To Crop or Not to Crop

Gage Street, Hong Kong (结志街) Take II
1/1250s, f/1.2, ISO 100, 50mm
To crop or not to crop: I took this picture a few weeks ago and initially decided to crop it and move the subject to the right of the frame.  I try not crop my images excessively but in this case I felt that the surroundings didn't add much.  And cropping seemed a way to bring the viewer closer to the woman in front.  But when I came across the orignal image yesterday, I realized that I made a mistake.  While there's not much going on around the woman, the surroundings provide more context and reveals more of the street's grit.  The cropped image is below the fold.  What do you think?
Gage Street, Hong Kong (结志街)
1/1250s, f/1.2, ISO 100, 50mm

End of the Night - On Cropping, Alterations, etc...



End of the Night, originally uploaded by pamhule.

Here's a photo I recently took of a young professional checking his phone on Stone Street in New York. I am generally pretty happy with the outcome. The over-exposure and black-and-white conversion accentuate the graininess. The composition is somewhat interesting. And the streetlight falls nicely on both the person in front and the three men in the distance. Overall, not bad.

But did I cheat to get this result? Yesterday, the World Press Photo disqualified one of the winners from this year's contest. This gave me pause. In order to get the result above, I tampered with the original--both with exposure levels and through cropping.

Read on to see my original image, the World Press Photo and for some more thoughts on the topic.

Here's the photo as I shot it:


End of the Night UNALTERED, originally uploaded by pamhule.

The two images are very different in feel and composition. Now, do those difference make my alterations wrong--did I cheat my audience in some way? I think not. After all, a photograph, like a drawing or painting, is not reality but merely an image of reality. I could have shot in black and white, used a lens with a longer focal length, and perhaps shot in film to achieve the outcome I eventually produced through digital alterations. Despite the changes, the final result still captures an actual moment on a New York street. And I am definitely not alone in finding cropping acceptable. Ansel Adams, Walker Evans, and Man Ray, to name a few, were all known to crop their photos.
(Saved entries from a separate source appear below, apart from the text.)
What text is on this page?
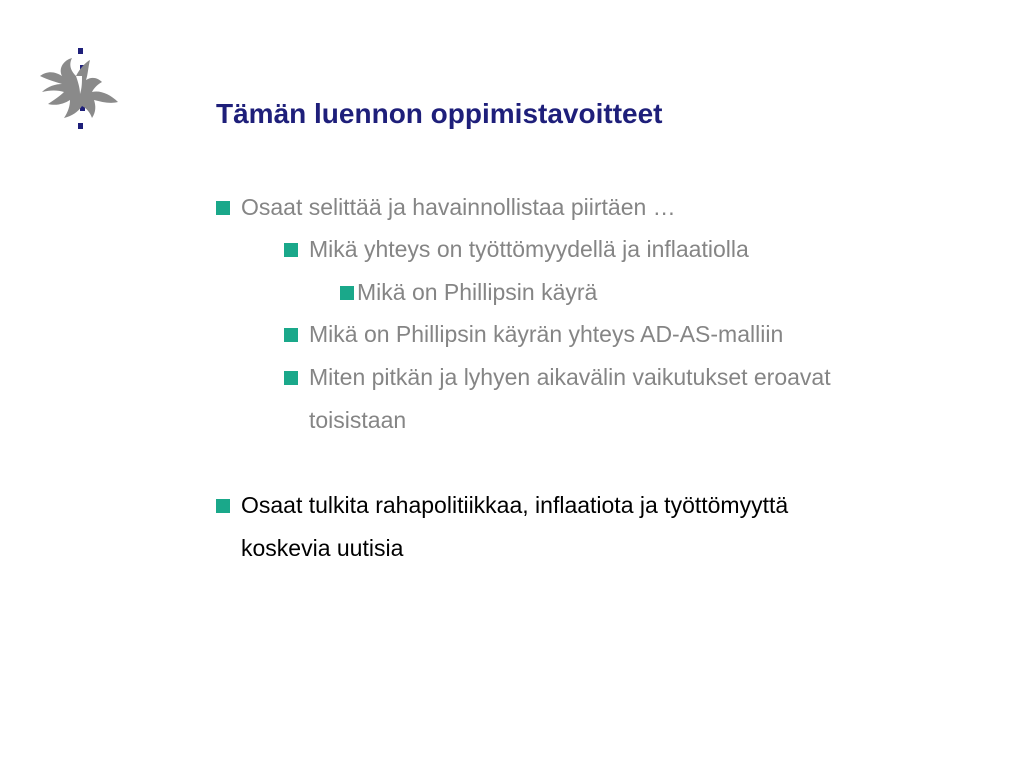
Tämän luennon oppimistavoitteet
Osaat selittää ja havainnollistaa piirtäen …
Mikä yhteys on työttömyydellä ja inflaatiolla
Mikä on Phillipsin käyrä
Mikä on Phillipsin käyrän yhteys AD-AS-malliin
Miten pitkän ja lyhyen aikavälin vaikutukset eroavat
toisistaan
Osaat tulkita rahapolitiikkaa, inflaatiota ja työttömyyttä
koskevia uutisia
If some retouching is justifiable, then that begs the question of when alterations go too far. It seems to me that this would depend on the context of the photo. A photojournalist should probably be held to higher standards, than a fine arts photographer. Informed by the context, a viewer of a photograph will have different expectations as to how close an image is to reality. In light of this, I did not find it surprising that the World Press Photo disqualified the following photo:

The image, titled “Street fighting, Kiev, Ukraine” originally won 3rd prize in the category "Sports Features". It's an impressive photo. I especially like the heavy grain, which adds a certain toughness to the photo. Together with the title, the viewer is left that the sense that things are really rough in the streets of Kiev. The original photo, however, tells a different story.

The photograph in questions is cropped and retouched from this:

What is surprising to me is that World Press Photo disqualified the photograph because the photographer photoshopped away the foot behind the hand--not because the image was heavily cropped and retouched in other ways. I don't think removing the foot is troublesome since it simply takes away what otherwise would be a distracting detail. Rather I am bothered by how the photographer manipulated a humdrum, after-school shot into what almost appears like war-like imagery.

I am curious to hear what other people think about this. Did I go too far in altering my photo? Should the prize winning photo have been disqualified?